As a wrap up, here’s my full PrometheusRule for Kafka Operator. Note that the values are testing values… you may (you will) have to tune them :

apiVersion: monitoring.coreos.com/v1  
kind: PrometheusRule  
metadata:  
  creationTimestamp: null  
  labels:  
    prometheus: k8s  
    role: alert-rules  
  name: kafka-alerts  
spec:  
  groups:  
  - name: KafkaAlerts  
    rules:  
    - alert: BrokerOverLoaded  
      expr: avg(sum by(brokerId, kafka_cr, namespace) (rate(kafka_network_requestmetrics_requests_total[15m]))) > 500  
      for: 5m  
      labels:  
        severity: alert  
      annotations:  
        description: 'broker {{ $labels.brokerId }} overloaded (current value is: {{ $value }})'  
        summary: 'broker overloaded'  
        brokerConfigGroup: 'default_group'  
        command: 'upScale'  
    - alert: BrokerUnderReplicated  
      expr: kafka_server_replicamanager_underreplicatedpartitions > 0  
      for: 5m  
      labels:  
        severity: alert  
      annotations:  
        description: 'broker {{ $labels.brokerId }} underreplicated'  
        summary: 'broker underreplicated'  
        brokerConfigGroup: 'default_group'  
        command: 'upScale'  
    - alert: PartitionCountHigh  
      expr: max(kafka_server_replicamanager_partitioncount)  by (namespace, kafka_cr) > 800  
      for: 3m  
      labels:  
        severity: alert  
      annotations:  
        description: 'broker {{ $labels.brokerId }} has high partition count'  
        summary: 'high partition count'  
        brokerConfigGroup: 'default_group'  
        command: 'upScale'  
    - alert: PartitionCountLow  
      expr: min(kafka_server_replicamanager_partitioncount)  by (namespace, kafka_cr) < 50  
      for: 3m  
      labels:  
        severity: alert  
      annotations:  
        description: 'broker {{ $labels.brokerId }} has low partition count'  
        summary: 'low partition count'  
        brokerConfigGroup: 'default_group'  
        command: 'downScale'  
    - alert: RemainingDiskSpaceLow  
      expr: kubelet_volume_stats_available_bytes{persistentvolumeclaim=~"kafka-.*"} < 1 * 1000 * 1000 * 1000  
      for: 2m  
      labels:  
        severity: alert  
      annotations:  
        description: 'broker {{ $labels.brokerId }} has low disk space'  
        summary: 'low diskspace'  
        brokerConfigGroup: 'default_group'  
        command: 'addPVC'

Conclusion

We now know how to use the Prometheus Metrics from Kafka to up/downscale our cluster.

Note that this feature can rapidly become a chaos factor : during my tests, a manual “rebalance” of the partitions/leaders triggered a downscale of the cluster, which went from 3 nodes to 2. The cluster was then in a “failed” state as I require a minimum of 3 brokers alive.
This situation then triggered two upScale alerts, which grow the cluster from 2 to 4 nodes…
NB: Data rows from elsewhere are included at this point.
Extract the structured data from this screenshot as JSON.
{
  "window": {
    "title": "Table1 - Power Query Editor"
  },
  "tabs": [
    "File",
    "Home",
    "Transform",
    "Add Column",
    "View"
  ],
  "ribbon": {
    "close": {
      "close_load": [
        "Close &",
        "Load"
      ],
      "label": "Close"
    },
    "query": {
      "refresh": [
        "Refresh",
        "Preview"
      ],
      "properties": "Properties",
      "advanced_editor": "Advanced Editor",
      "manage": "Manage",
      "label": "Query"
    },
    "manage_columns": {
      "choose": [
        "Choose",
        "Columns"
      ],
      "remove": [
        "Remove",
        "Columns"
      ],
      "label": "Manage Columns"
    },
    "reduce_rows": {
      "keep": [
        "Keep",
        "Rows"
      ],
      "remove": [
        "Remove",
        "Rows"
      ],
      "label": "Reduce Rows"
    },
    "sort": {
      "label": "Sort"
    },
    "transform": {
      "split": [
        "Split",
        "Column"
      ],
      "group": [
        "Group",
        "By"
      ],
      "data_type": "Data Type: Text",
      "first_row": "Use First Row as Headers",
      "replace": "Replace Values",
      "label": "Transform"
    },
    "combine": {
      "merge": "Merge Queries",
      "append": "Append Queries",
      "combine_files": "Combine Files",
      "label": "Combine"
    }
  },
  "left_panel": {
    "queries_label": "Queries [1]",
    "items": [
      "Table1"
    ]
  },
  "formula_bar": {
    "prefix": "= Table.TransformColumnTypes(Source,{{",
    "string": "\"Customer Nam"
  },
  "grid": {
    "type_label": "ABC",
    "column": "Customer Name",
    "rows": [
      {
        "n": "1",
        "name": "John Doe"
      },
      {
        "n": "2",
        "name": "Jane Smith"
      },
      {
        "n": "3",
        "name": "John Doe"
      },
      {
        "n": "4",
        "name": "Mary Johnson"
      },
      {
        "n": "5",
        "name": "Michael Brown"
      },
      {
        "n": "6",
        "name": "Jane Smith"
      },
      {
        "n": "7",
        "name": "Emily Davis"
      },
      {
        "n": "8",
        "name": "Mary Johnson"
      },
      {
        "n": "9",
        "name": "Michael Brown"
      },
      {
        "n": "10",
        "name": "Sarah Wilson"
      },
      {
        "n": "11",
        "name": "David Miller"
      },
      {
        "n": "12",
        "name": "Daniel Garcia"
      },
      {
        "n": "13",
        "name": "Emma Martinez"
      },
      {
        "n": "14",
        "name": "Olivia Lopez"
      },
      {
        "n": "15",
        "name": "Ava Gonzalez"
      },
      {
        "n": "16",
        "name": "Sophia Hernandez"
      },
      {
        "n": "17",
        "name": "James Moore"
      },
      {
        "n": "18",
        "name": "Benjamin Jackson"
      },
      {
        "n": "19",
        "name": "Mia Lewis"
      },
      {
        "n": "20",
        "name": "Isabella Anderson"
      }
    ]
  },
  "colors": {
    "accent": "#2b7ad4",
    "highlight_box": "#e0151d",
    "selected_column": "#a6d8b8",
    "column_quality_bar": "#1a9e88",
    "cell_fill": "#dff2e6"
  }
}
I was live testing so I was able to change the thresholds. The scale situation stopped, but imagine this happen during the night when you’re oncall ?

Because that’s where this situation is going to happen right ?

Happy Kafka/Prometheus config !
Thanks again to the Banzaicloud team for doing all this opensource !

Note : We discussed the need to block the downscale of a cluster below the count of the minimum cluster size on Slack. There should be a way to set that at some point…

Note 2 : at the moment (Kafka Operator 0.6.1), you will get logs for every alert that is fired by Prometheus… Watch out as you’ll end up with quite some logs… next release should silently drop all alerts not linked to the Kafka cluster.